In the wake of several high-profile money laundering scandals involving European banks, the Council of the European Union recently adopted a new anti-money laundering initiative.1 The Sixth Directive on Combating Money Laundering by Criminal Law drastically expands potential penalties. Given the breadth of this initiative, companies should consider (1) whether the expanded penalties apply to them, (2) the amount of potential liability they face, and (3) how to modify existing anti-money laundering compliance programs to minimize their exposure.

Major Changes

The most significant changes to the EU’s prior Directives on anti-money laundering include:

  • Establishing a standard definition of money laundering which criminalizes some conduct not currently illegal in all European Union Member States — namely, self-laundering, where the same entity that committed the predicate crime tries to disguise the funds’ source.2
  • Enumerating twenty-two predicate crimes, including cybercrimes, fraud, insider trading, terrorism, tax crimes, environmental crimes, and corruption.3
  • Companies and other legal entities may be held liable for individuals’ behavior when the individual has the power to represent the entity, authority to make decisions on behalf of the entity, or authority to exercise control within the entity.4
  • Companies and other legal entities can be held independently liable for a failure to supervise or control individuals with the power to represent the entity, authority to make decisions on behalf of the entity, or authority to exercise control within the entity.5
  • For cross-border cases, establishing information-sharing practices and a method for prioritizing which Member State has jurisdiction over a case.6

Perhaps most significantly, the Directive substantially increases penalties. As a baseline:

  • Individuals convicted of money laundering face up to four years’ imprisonment.7
  • Penalties for companies and other legal entities may include (1) exclusion from public benefits or aid; (2) exclusion from access to public funding, including tender procedures, grants, and concessions; (3) disqualification from practicing commercial activities; (4) judicial supervision; (5) a judicial winding-up order; and (6) closure of the establishments used to commit the offense.8

All of that is in addition to the previous penalties, including disgorgement of ill-gotten proceeds and instrumentalities used to commit the offense.

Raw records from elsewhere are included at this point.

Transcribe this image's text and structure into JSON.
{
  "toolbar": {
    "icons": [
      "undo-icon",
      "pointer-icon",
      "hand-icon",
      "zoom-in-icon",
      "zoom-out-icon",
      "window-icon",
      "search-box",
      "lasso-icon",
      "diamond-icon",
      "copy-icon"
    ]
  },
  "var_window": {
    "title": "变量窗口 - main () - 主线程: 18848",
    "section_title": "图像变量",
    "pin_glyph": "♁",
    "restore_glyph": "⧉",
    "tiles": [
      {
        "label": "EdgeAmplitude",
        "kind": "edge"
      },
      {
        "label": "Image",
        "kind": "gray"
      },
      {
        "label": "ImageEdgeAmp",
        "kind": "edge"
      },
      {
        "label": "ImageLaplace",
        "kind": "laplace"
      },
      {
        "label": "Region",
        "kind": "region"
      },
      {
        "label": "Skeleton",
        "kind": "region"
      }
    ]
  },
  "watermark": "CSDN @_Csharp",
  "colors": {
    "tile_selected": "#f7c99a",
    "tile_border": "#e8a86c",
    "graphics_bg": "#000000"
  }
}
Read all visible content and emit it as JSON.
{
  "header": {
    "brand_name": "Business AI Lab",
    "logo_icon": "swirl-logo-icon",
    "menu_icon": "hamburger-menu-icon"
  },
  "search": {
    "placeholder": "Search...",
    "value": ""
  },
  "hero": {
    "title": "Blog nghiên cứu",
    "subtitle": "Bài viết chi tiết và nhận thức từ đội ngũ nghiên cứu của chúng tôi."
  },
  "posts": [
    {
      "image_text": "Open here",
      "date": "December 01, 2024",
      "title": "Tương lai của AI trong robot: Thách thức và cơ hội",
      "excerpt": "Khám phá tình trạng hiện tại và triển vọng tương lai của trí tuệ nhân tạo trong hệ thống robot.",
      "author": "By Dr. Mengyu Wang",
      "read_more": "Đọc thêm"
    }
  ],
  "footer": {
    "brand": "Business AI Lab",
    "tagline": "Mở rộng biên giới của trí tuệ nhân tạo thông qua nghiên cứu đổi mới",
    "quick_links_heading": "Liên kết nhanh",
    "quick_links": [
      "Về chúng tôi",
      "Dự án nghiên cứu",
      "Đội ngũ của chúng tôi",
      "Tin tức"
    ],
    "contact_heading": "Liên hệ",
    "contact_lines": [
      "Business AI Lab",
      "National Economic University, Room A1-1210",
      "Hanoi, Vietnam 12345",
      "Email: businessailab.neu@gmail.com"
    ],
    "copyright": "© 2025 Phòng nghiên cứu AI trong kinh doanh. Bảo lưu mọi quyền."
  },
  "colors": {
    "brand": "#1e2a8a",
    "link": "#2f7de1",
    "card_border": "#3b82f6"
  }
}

Moreover, the Directive establishes certain aggravating factors, including a mandatory aggravating factor when the offender is a person or entity subject to anti-money laundering reporting and due diligence requirements and the offense occurs in the course of professional activities. Because organizations routinely rely on legal and financial professionals to engage in certain transactions on their behalf, they may find themselves unexpectedly facing higher penalties when those individuals go rogue.

The Directive also establishes discretionary aggravating factors when the laundered property is of considerable value or derived from certain offenses, including corruption — an area where the penalties are already significant.10

Bottom Line

Once the Directive is published in the EU’s official journal, Member States will have up to two years to incorporate the Directive into existing law. Companies should keep an eye on Member States’ incorporation of the Directive into national law wherever they have locations or agents, or do business.

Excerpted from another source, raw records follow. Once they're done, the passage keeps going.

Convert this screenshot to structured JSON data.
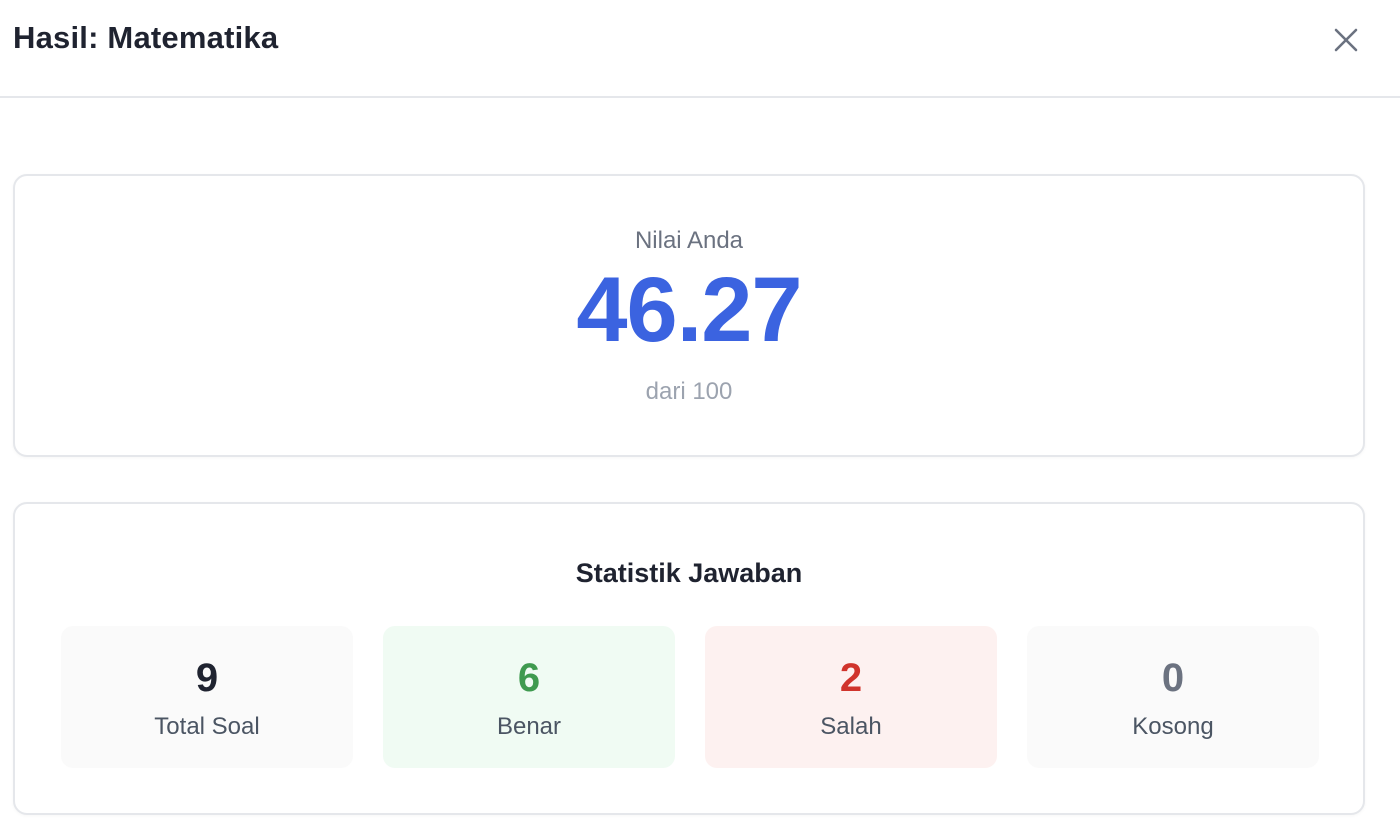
{
  "header": {
    "title": "Hasil: Matematika",
    "close_icon": "close-icon"
  },
  "score": {
    "label": "Nilai Anda",
    "value": "46.27",
    "max_text": "dari 100",
    "color": "#3b63e0"
  },
  "stats": {
    "title": "Statistik Jawaban",
    "items": [
      {
        "value": "9",
        "label": "Total Soal",
        "color": "#1f2330",
        "background": "#fafafa"
      },
      {
        "value": "6",
        "label": "Benar",
        "color": "#3f9a4f",
        "background": "#f0fbf3"
      },
      {
        "value": "2",
        "label": "Salah",
        "color": "#d0342c",
        "background": "#fdf1f0"
      },
      {
        "value": "0",
        "label": "Kosong",
        "color": "#6b7280",
        "background": "#fafafa"
      }
    ]
  }
}
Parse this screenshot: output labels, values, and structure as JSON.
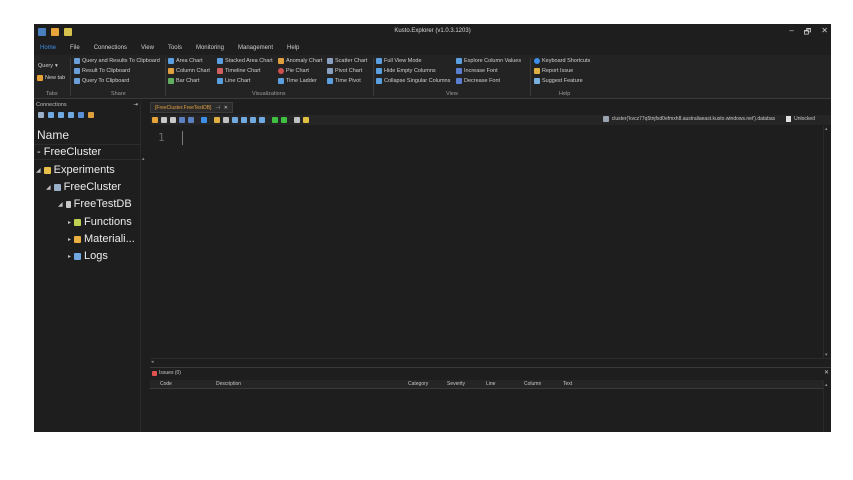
{
  "window": {
    "title": "Kusto.Explorer (v1.0.3.1203)",
    "controls": [
      "–",
      "🗗",
      "✕"
    ]
  },
  "menu": {
    "items": [
      "Home",
      "File",
      "Connections",
      "View",
      "Tools",
      "Monitoring",
      "Management",
      "Help"
    ]
  },
  "ribbon": {
    "query_label": "Query",
    "new_tab_label": "New tab",
    "tabs_group": "Tabs",
    "share": {
      "group": "Share",
      "items": [
        "Query and Results To Clipboard",
        "Result To Clipboard",
        "Query To Clipboard"
      ]
    },
    "visualizations": {
      "group": "Visualizations",
      "col1": [
        "Area Chart",
        "Column Chart",
        "Bar Chart"
      ],
      "col2": [
        "Stacked Area Chart",
        "Timeline Chart",
        "Line Chart"
      ],
      "col3": [
        "Anomaly Chart",
        "Pie Chart",
        "Time Ladder"
      ],
      "col4": [
        "Scatter Chart",
        "Pivot Chart",
        "Time Pivot"
      ]
    },
    "view": {
      "group": "View",
      "col1": [
        "Full View Mode",
        "Hide Empty Columns",
        "Collapse Singular Columns"
      ],
      "col2": [
        "Explore Column Values",
        "Increase Font",
        "Decrease Font"
      ]
    },
    "help": {
      "group": "Help",
      "items": [
        "Keyboard Shortcuts",
        "Report Issue",
        "Suggest Feature"
      ]
    },
    "colors": {
      "accent": "#3d8ee8"
    }
  },
  "connections": {
    "header": "Connections",
    "pin": "⇥",
    "name_header": "Name",
    "selected": "FreeCluster",
    "tree": [
      {
        "label": "Experiments"
      },
      {
        "label": "FreeCluster"
      },
      {
        "label": "FreeTestDB"
      },
      {
        "label": "Functions"
      },
      {
        "label": "Materiali..."
      },
      {
        "label": "Logs"
      }
    ]
  },
  "editor": {
    "tab_name": "[FreeCluster.FreeTestDB]",
    "tab_pin": "⊣",
    "tab_close": "✕",
    "cluster_uri": "cluster('kvcz77q5tnjfxd0efmxh8.australiaeast.kusto.windows.net').databas",
    "lock_state": "Unlocked",
    "line_number": "1"
  },
  "issues": {
    "title": "Issues (0)",
    "close": "✕",
    "columns": [
      "Code",
      "Description",
      "Category",
      "Severity",
      "Line",
      "Column",
      "Text"
    ]
  }
}
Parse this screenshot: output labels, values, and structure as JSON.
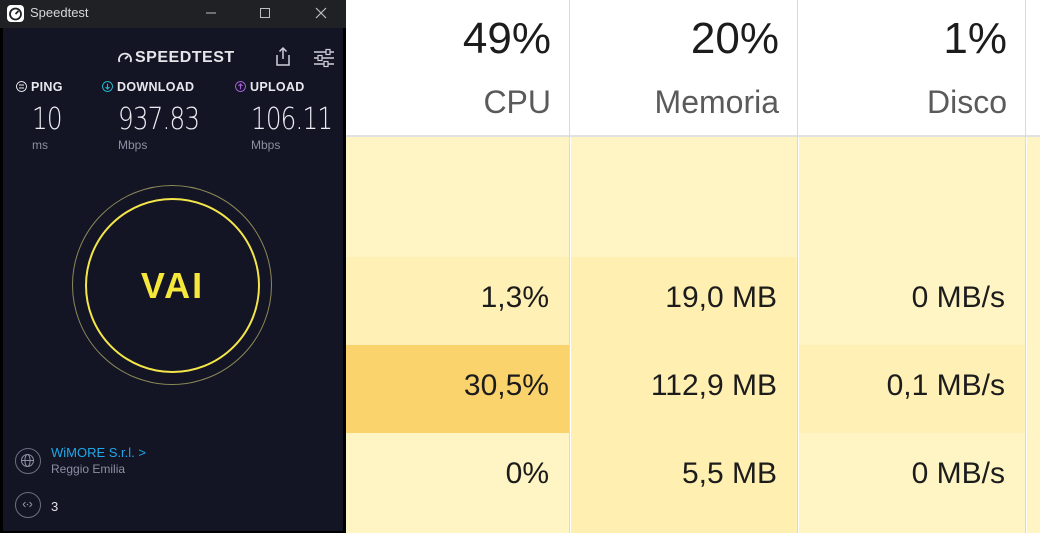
{
  "speedtest": {
    "window_title": "Speedtest",
    "brand": "SPEEDTEST",
    "ping": {
      "label": "PING",
      "value": "10",
      "unit": "ms"
    },
    "download": {
      "label": "DOWNLOAD",
      "value": "937.83",
      "unit": "Mbps"
    },
    "upload": {
      "label": "UPLOAD",
      "value": "106.11",
      "unit": "Mbps"
    },
    "go_button": "VAI",
    "isp": {
      "name": "WiMORE S.r.l. >",
      "location": "Reggio Emilia"
    },
    "connections": "3",
    "colors": {
      "background": "#131424",
      "accent_yellow": "#f6e83a",
      "download_icon": "#21b7c9",
      "upload_icon": "#a35fd8",
      "isp_link": "#1ea8e8"
    }
  },
  "task_manager": {
    "columns": [
      {
        "percent": "49%",
        "name": "CPU"
      },
      {
        "percent": "20%",
        "name": "Memoria"
      },
      {
        "percent": "1%",
        "name": "Disco"
      }
    ],
    "rows": [
      {
        "cells": [
          "",
          "",
          ""
        ],
        "shade": [
          "#fff4c4",
          "#fff4c4",
          "#fff4c4"
        ]
      },
      {
        "cells": [
          "1,3%",
          "19,0 MB",
          "0 MB/s"
        ],
        "shade": [
          "#fff0b5",
          "#ffefb0",
          "#fff4c4"
        ]
      },
      {
        "cells": [
          "30,5%",
          "112,9 MB",
          "0,1 MB/s"
        ],
        "shade": [
          "#fbd36d",
          "#ffefb0",
          "#fff0b5"
        ]
      },
      {
        "cells": [
          "0%",
          "5,5 MB",
          "0 MB/s"
        ],
        "shade": [
          "#fff4c4",
          "#ffefb0",
          "#fff4c4"
        ]
      }
    ]
  }
}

As Member States codify the Directive into law, companies should consider supplementing current compliance efforts with additional trainings and internal controls directed at professionals who represent the entity, have authority to make decisions on behalf of the entity, or have authority to exercise control within the entity. In addition to the traditional focus on “know your customer” protocols, compliance programs should also address best-methods for supervising these individuals.